Sen. Ron Wyden, D-Ore., seen here in 2008, is among several Democratic senators who introduced a bill Thursday that would stop the federal government from dipping into Social Security benefits to pay outstanding federal debts, like student loans. File photo by Patrick D. McDermott/UPI | License Photo
WASHINGTON, Dec. 11 (UPI) -- Senate Democrats introduced a bill to stop the federal government from dipping into Social Security benefits to pay outstanding federal debts, including student loans.
The bill, introduced by Democratic Sens. Ron Wyden of Oregon and Sherrod Brown of Ohio, would clamp down on a law allowing the government to garnish benefits to pay for federal debts that also include Veterans Administration home loans and food stamp overpayments.
"Americans are getting hit by a wrecking ball of increasing college costs, and the last thing they can afford is to have their Social Security benefits reduced to pay off student loans," Wyden, the Senate Finance Committee ranking member, said.
Student loan debt has reached a staggering $1.2 trillion as college costs, including tuition, fees and books, skyrocket. According to the College Board, in-state tuition and fees for one year at a public four-year college education runs on average $9,139. The same education at a private college can cost on average $31,231. The estimates do not include books, housing and dining expenses.
The average student loan borrower leaves college with about $30,000 in debt. Many who are unemployed or underemployed are struggling to meet student loan payments, despite multiple repayment options. About $103 billion in student loan debt is in default.
When Social Security was enacted in 1935, earned benefits were protected from debt recovery efforts. In 1996, the original law was changed to allow the government to garnish the benefits for payment.
In fiscal year 2015, the federal government collected about $382 million from some 860,000 people who had their Social Security benefits garnished due to federal debt. The Government Accountability Office found between 2002 and 2013 the number of people whose Social Security was garnished to pay student debt went from 31,000 to 155,000. For those 65 and older with student loan-related Social Security garnishment, the number went from 6,000 to about 36,000 in the same period.

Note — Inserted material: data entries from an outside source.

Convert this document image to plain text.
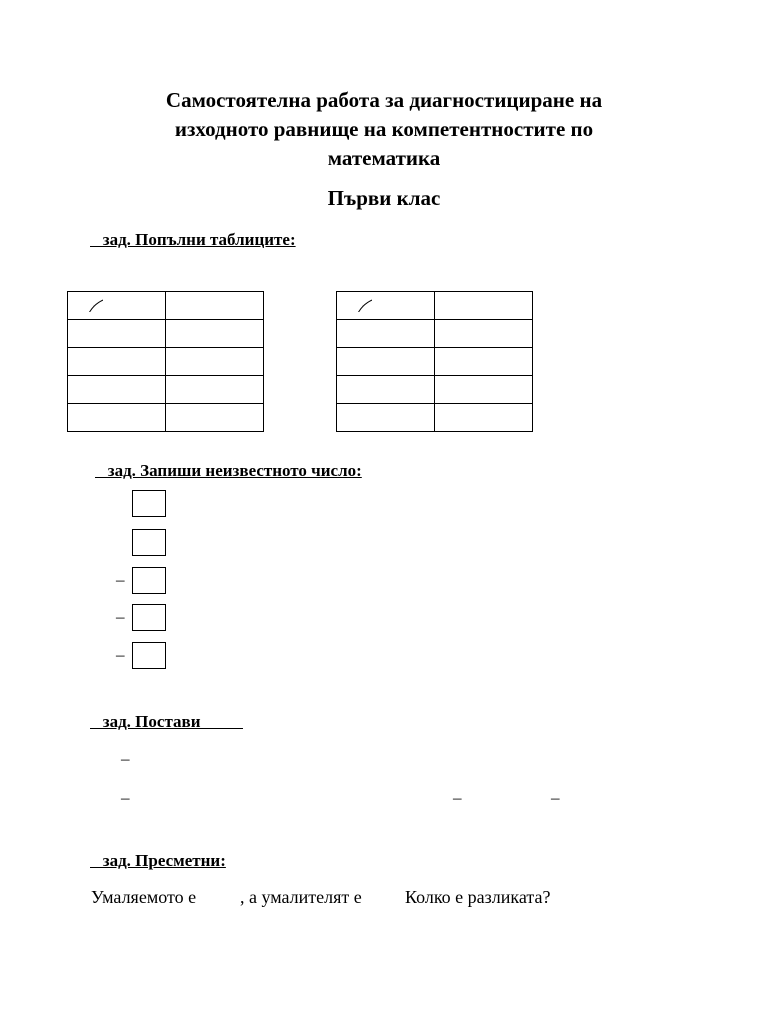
Самостоятелна работа за диагностициране на
изходното равнище на компетентностите по
математика
Първи клас
зад. Попълни таблиците:

зад. Запиши неизвестното число:
–
–
–
зад. Постави
–
–	–	–
зад. Пресметни:
Умаляемото е , а умалителят е Колко е разликата?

"Social Security is the bedrock of retirement security and a lifeline for Americans with disabilities," said Brown, the ranking member of the Finance Committee Social Security, Pensions, and Family Policy Subcommittee. "These modest benefits put food on the table, pay for prescriptions, and help with monthly bills. When Americans are crushed by student loan payments, they should be able to count on Social Security benefits. This bill would correct the law to ensure that these earned benefits remain a lifeline instead of a direct deposit on federal debts."